Every day, millions of users visit Myntra on our app or website, generating billions of clickstream events. This makes it very important for the data platform team to scale to such a huge number of incoming events, ingest them in real time with minimal or no loss, and process the unstructured/semi-structured data to generate insights.
We use a varied set of technologies and in-house products to achieve the above, including Go, Kafka, Secor, Spark, Scala, Java, S3, Presto and Redshift.
As more and more business decisions tend to be based on data and insights, batch and offline reporting from data was simply not enough. We required real-time user behavior analysis, real-time traffic, real-time notification performance, and other metrics to be available with minimal latency for business users to make decisions. We needed to ingest as well as filter/process data in real-time and also persist it in a write fast performant data store to do dashboarding and reporting on top of it.
Meterial is one such pipeline which does exactly this, and includes a feedback loop for other teams to take action from the data in real time.
Meterial is powered by:
1. Apache Kafka
2. Data transformer, based on Apache Spark
3. MemSQL real-time database
4. UI built on React.js
Our event collectors, written in golang ,sit behind Amazon ELB to receive events from our app/website. They add a timestamp to the incoming clickstream events and push them into Kafka.
From Kafka, the Meterial ingestion layer, based on Apache Spark streaming, ingests around 4 million events/minute, filters and transforms the incoming events based on a configuration file, and persists them to a MemSQL rowstore table every minute. MemSQL return results for queries spanning across millions of rows with sub-second latency.
Our in-house dashboarding and reporting framework (UDP: Universal Dashboarding Platform) has services which query MemSQL every minute and store the results in the UDP query cache, from where it is served to all the connected clients using socket-based connections.
Results are displayed in the form of graphs, charts, tables, and other numerous widgets supported by UDP. The same UDP APIs are also used by Slackbots to post data into Slack channels in real time, using Slack outgoing webhooks.
As all transactional data currently lies in Redshift, and reporting of commerce data with user data every 15 minutes is needed, Meterial also enables this ad-hoc analysis on data for our team of data analysts. Every fifteen minutes, data from MemSQL for that interval is dumped into S3, from where it is loaded to Redshift using our S3—Redshift extract, transform, and load (ETL) routines.

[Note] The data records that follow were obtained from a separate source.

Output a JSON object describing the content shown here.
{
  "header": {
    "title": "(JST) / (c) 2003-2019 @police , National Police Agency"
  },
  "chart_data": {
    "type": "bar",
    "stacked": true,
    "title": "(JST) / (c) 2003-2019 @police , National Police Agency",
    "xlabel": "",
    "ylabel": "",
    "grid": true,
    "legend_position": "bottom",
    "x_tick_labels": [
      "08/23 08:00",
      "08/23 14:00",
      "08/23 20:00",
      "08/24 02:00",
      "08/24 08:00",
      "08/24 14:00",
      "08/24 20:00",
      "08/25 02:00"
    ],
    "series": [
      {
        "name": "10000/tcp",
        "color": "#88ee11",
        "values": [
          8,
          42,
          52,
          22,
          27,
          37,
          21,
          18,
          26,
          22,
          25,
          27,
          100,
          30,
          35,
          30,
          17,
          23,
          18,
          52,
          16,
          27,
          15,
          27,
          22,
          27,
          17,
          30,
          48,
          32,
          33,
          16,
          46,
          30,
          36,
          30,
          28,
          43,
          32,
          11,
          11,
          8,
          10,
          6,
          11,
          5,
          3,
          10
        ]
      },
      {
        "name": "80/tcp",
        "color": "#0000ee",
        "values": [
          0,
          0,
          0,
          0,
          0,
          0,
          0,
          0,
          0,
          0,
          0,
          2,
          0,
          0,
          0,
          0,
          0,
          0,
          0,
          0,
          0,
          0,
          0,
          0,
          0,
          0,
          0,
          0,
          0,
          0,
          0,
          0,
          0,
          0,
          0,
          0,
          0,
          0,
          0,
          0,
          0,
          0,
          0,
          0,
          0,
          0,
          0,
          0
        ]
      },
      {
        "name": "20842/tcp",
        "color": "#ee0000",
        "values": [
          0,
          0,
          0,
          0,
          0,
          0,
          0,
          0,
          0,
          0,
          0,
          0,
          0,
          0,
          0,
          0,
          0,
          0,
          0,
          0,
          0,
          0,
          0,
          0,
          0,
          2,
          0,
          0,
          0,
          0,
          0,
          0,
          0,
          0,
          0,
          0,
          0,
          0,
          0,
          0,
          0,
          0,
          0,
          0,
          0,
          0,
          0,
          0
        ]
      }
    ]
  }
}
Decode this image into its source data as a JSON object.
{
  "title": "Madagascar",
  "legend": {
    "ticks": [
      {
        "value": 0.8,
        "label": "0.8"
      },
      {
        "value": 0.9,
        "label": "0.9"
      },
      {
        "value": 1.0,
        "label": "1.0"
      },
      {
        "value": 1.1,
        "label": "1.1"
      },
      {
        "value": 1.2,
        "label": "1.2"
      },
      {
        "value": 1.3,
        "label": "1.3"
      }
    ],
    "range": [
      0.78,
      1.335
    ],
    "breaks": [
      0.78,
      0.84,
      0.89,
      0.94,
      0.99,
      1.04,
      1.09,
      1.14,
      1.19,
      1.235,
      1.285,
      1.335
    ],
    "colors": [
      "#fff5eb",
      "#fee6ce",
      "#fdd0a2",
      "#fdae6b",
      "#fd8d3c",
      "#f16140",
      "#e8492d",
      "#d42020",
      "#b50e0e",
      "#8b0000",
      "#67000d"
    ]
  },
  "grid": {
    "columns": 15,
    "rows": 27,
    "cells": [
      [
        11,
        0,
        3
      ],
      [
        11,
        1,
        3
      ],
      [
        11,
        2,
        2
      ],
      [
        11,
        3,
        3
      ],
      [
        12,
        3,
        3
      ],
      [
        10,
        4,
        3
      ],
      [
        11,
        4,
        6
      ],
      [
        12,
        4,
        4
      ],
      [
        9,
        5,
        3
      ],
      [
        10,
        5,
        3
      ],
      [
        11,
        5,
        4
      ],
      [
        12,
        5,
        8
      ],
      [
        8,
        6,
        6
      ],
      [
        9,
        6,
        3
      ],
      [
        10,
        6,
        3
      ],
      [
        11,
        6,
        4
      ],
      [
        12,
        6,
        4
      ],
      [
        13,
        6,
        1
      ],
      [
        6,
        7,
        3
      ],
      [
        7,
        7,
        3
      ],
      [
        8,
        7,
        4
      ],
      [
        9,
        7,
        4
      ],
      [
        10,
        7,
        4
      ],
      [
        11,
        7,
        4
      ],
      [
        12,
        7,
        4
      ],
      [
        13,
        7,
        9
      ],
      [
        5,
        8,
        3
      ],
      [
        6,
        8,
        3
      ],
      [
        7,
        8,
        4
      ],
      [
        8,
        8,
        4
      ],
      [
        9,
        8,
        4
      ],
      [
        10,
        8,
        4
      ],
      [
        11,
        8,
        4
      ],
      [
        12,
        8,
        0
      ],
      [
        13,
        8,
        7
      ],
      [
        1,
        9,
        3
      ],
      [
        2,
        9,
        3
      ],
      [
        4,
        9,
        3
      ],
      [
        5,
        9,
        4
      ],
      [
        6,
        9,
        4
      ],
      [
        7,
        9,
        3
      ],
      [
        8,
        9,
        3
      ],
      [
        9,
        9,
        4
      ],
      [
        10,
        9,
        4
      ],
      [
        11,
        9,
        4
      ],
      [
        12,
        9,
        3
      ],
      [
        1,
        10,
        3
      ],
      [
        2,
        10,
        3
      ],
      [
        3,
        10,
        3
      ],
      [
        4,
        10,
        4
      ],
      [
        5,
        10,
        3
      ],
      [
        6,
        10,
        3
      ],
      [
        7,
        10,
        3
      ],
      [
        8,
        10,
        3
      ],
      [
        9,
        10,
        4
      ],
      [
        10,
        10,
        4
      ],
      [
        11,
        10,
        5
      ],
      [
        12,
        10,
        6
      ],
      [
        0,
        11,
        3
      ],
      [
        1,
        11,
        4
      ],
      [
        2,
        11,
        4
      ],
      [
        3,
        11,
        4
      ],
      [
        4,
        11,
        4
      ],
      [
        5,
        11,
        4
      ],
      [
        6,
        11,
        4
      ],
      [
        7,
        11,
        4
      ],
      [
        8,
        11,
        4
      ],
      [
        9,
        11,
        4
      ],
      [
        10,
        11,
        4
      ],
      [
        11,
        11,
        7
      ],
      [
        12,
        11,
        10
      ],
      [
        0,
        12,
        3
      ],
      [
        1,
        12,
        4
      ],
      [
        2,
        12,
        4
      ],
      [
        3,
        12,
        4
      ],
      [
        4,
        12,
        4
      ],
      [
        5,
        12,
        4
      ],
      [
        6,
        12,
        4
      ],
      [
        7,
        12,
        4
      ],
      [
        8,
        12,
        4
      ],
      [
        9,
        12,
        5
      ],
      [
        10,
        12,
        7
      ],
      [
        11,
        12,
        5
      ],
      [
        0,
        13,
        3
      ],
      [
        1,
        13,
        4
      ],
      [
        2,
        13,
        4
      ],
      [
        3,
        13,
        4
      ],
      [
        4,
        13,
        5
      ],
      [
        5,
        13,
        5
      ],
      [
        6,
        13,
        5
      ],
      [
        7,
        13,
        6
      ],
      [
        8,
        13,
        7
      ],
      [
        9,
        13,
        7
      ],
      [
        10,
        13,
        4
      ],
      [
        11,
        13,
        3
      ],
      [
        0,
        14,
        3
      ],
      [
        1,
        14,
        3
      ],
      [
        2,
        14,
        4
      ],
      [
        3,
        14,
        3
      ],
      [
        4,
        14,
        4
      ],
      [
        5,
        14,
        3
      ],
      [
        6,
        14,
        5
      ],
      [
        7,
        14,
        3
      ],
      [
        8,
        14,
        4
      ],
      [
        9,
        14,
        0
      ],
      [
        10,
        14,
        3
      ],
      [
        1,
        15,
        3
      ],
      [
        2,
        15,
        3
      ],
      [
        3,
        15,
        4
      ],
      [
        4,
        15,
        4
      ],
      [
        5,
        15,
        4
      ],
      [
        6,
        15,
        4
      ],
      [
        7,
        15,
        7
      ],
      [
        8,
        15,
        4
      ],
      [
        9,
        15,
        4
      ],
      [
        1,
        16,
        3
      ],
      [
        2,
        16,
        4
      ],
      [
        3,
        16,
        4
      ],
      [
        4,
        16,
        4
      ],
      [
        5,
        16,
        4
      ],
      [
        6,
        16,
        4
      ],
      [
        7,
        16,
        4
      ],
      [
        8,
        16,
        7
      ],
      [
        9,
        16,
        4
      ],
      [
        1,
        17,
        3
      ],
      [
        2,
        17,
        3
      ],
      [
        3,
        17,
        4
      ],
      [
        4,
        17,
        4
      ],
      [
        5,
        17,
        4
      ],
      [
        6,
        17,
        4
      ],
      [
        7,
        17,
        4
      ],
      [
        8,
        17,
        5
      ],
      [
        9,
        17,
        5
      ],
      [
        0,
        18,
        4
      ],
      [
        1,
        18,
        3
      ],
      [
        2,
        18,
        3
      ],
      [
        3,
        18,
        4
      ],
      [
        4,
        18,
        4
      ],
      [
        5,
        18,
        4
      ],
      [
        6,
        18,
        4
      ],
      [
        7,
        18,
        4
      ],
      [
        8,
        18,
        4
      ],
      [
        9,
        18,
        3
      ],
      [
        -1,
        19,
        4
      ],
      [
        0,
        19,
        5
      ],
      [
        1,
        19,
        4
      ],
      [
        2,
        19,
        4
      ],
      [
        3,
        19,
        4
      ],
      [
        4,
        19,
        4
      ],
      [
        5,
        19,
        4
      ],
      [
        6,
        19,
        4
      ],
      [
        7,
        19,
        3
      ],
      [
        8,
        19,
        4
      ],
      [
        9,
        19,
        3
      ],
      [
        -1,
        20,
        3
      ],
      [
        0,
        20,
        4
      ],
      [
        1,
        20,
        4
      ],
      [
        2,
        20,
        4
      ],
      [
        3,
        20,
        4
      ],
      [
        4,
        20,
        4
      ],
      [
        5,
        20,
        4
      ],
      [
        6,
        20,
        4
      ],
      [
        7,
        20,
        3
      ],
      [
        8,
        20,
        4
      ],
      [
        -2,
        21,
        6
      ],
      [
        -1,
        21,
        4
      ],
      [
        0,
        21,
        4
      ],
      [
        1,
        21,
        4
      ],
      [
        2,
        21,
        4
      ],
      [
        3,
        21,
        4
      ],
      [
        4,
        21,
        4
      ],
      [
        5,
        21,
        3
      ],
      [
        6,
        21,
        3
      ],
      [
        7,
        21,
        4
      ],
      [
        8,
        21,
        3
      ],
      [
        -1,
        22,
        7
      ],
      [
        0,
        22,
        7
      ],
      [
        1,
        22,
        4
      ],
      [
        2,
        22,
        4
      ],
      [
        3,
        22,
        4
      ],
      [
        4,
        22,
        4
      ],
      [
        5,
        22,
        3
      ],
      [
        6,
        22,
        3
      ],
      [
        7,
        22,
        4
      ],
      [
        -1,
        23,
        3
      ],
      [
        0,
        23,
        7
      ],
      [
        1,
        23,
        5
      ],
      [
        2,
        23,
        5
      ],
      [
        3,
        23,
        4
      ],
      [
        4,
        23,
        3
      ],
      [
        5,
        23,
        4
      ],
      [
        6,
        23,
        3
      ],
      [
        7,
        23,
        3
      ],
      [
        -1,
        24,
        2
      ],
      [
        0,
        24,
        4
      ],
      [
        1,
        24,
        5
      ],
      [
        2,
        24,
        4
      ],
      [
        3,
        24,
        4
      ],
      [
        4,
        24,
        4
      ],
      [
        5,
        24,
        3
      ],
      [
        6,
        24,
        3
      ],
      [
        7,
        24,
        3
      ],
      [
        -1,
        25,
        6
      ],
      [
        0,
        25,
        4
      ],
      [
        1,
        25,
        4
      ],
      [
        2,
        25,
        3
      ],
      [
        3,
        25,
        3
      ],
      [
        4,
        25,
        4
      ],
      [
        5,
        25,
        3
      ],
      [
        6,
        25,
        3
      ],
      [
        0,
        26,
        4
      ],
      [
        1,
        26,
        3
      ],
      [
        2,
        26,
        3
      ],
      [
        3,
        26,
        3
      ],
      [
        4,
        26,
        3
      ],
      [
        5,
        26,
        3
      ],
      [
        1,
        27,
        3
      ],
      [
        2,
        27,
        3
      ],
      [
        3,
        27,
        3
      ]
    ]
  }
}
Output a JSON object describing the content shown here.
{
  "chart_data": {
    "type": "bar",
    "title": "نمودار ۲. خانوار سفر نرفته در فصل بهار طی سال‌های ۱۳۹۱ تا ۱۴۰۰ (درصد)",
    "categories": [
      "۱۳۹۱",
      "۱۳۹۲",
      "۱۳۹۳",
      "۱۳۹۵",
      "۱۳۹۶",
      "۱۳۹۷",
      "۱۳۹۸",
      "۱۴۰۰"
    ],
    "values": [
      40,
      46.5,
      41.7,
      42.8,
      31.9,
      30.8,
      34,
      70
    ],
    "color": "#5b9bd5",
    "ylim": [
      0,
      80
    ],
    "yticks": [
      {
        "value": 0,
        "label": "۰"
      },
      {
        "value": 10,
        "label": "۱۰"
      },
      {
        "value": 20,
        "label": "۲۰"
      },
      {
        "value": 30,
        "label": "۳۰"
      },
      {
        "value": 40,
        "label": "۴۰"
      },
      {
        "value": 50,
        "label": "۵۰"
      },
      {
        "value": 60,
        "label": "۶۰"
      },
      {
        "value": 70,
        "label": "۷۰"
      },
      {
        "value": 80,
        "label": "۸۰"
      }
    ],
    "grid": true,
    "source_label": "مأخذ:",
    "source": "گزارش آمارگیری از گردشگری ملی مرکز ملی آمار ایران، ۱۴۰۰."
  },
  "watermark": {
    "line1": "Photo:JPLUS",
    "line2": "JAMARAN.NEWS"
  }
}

We selected Spark as our streaming engine because of its proven scale, powerful community support, expertise that we already had within the team, and easy scalability (with proper tuning).
To choose a real-time datastore for Meteriel, we did a proof of concept on multiple databases. We drilled down to MemSQL.
MemSQL is a high-performance, in-memory and disk-based database that combines the horizontal scalability of distributed systems with the familiarity of SQL.
We have seen MemSQL to support very high concurrent reads/writes very smoothly at our scale with proper tuning.
Currently we are exploring the MemSQL columnstore as the analytics database for our A/B test framework (Morpheus) and segmentation platform (Personify).
Sample UI Screenshots
Future of Real-time Analytics at Myntra
Using real-time data with predictive analytics, machine learning, and artificial intelligence opens altogether new doors to understand user behavior, what paths and funnels leads to purchases, and more. Getting such information in real time can definitely help us boost results from our e-commerce, and take corrective actions as soon as possible, when something goes wrong. Given the importance of these results, we are constantly working on improving and enhancing Meteriel.